Kleinere Rangeleien kommen in der harmonischsten Herde vor. «Beim Toben sind Pferde oft recht grob. Für den Besitzer ist es nicht immer einfach, den Unterschied zwischen Spiel und Kampf zu sehen», sagt Michelle Meister, pferdepsychologische Verhaltenstherapeutin und Pferdelehrerin. Sie leitet zusammen mit Karin Weber den Islandpferdebetrieb Fliederhof in Maschwanden ZH.

Zum Problem werden die Raufereien dann, wenn sie zum Dauerstress oder ernsthaften Verletzungsrisiko werden. In der Regel lässt sich dem einfach vorbeugen: Sind ausreichend Platz zum Ausweichen und genügend Futter vorhanden, und ist die Zusammensetzung der Herde einigermassen konstant, gibt es gar keinen Nährboden für Frust und Aggressionen.

Nicht alle Pferde haben Sozialverhalten gelernt
Trotzdem trifft man auch in artgerechter Haltung gelegentlich auf einen Vierbeiner, der andere Pferde ständig gezielt angreift und sich in keine Gruppe integrieren lässt. «Solche Tiere wurden oft jahrelang einzeln gehalten und haben nie Sozialverhalten gelernt», sagt Meister. «Sie können die Mimik und die Körpersprache ihrer Artgenossen nicht deuten und zeigen auch selber keine typische Mimik. Das führt zwangsläufig zu Konflikten.»

Ebenso gebe es Pferde, die nach schlechten Erfahrungen – etwa, wenn sie in einer Herde gejagt und vom Futter vertrieben wurden – aggressiv werden. Meister empfiehlt in solchen Fällen, den «Unruhestifter» zunächst mit nur einem verträglichen Weidepartner zusammenzustellen. Wenn das gut funktioniere, sollte man die Gruppe nur langsam vergrös­sern. Es könne gut zwei Jahre dauern, bevor ein erwachsenes Pferd, das in jungen Jahren keine Erfahrungen mit anderen Pferden sammeln konnte, in der Herde verträglich wird. In seltenen Fällen sei für alle Beteiligten die Haltung in einer Paddockbox mit Sozialkontakt über den Zaun und auf einer Weide, die zwar von den anderen Pferden getrennt ist, aber Sichtkontakt ermöglicht, die beste Lösung.

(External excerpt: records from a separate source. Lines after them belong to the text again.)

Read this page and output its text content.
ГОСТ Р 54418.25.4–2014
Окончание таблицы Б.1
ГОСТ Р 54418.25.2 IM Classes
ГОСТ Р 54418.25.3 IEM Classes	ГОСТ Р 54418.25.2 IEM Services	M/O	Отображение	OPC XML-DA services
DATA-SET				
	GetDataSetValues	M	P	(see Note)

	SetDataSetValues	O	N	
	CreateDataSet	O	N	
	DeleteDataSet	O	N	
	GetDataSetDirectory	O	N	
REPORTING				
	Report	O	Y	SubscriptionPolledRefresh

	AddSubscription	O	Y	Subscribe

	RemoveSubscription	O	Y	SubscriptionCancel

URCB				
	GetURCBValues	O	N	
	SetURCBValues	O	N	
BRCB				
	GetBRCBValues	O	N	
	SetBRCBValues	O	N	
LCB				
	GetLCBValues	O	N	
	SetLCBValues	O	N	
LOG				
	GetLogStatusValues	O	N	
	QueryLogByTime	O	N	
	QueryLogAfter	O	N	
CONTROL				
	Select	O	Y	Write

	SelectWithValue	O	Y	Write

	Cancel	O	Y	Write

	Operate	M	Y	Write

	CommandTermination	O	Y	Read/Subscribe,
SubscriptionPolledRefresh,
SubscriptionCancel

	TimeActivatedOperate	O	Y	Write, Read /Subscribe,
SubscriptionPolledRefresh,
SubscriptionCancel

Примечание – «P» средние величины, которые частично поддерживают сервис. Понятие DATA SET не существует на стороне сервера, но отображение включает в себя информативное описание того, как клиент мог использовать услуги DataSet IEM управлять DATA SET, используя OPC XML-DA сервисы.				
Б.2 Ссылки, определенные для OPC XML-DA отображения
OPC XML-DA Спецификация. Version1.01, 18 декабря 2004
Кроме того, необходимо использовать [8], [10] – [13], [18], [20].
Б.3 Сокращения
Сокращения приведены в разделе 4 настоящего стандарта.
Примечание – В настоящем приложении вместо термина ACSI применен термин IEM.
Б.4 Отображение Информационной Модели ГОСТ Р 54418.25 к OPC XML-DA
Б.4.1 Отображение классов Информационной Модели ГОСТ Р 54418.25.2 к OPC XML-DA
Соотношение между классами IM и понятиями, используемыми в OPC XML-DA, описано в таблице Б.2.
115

Manche Pferde schlagen und beissen vor allem während des Reitens nach ihren Artgenossen. Dahinter können sowohl schlechte Erfahrungen als auch Haltungsfehler stecken: Sehen sich Pferde sonst nur durch die Gitterstäbe der Box, wollen sie unter Umständen die Rangordnung klären und Frustrationen entladen, wenn sie auf dem Reitplatz aufeinandertreffen. Bei Turnieren werden aggressive Pferde mit einer roten Schleife im Schweif «geschmückt», um die anderen zu warnen.

Manchmal werden Treten und Beissen unterm Sattel zur Gewohnheit. «Dann ist es schwierig und langwierig, das wieder abzustellen. Deshalb ist es wichtig, dass der Reiter es erst gar nicht so weit kommen lässt», sagt die Trainerin. Dazu gehöre, auf Signale wie Ohrenanlegen oder Drohen sofort ruhig, aber bestimmt zu reagieren, damit die Situation gar nicht erst eskaliert. Man könne dem Pferd eine Aufgabe geben, sodass es sich wieder auf den Reiter konzentriert. Funktionieren kann das natürlich nur, wenn das Pferd die Aufgabe annimmt.

«Vertraut und respektiert das Pferd seinen Reiter als Alphatier, kommt es beim Reiten meiner Erfahrung nach meist gar nicht zu Aggressionen gegenüber anderen Pferden», erklärt Meister. Man sollte deshalb stets an einem guten Verhältnis arbeiten und schon kleine Anzeichen dafür, dass das Pferd den Menschen nicht als Leitfigur anerkennt, ernst nehmen. Ein Alarmsignal könne zum Beispiel Anrempeln beim Führen oder das Ziehen am Jackenärmel sein. Kommt man alleine nicht weiter, solle man möglichst früh einen erfahrenen Ausbilder um Hilfe bitten.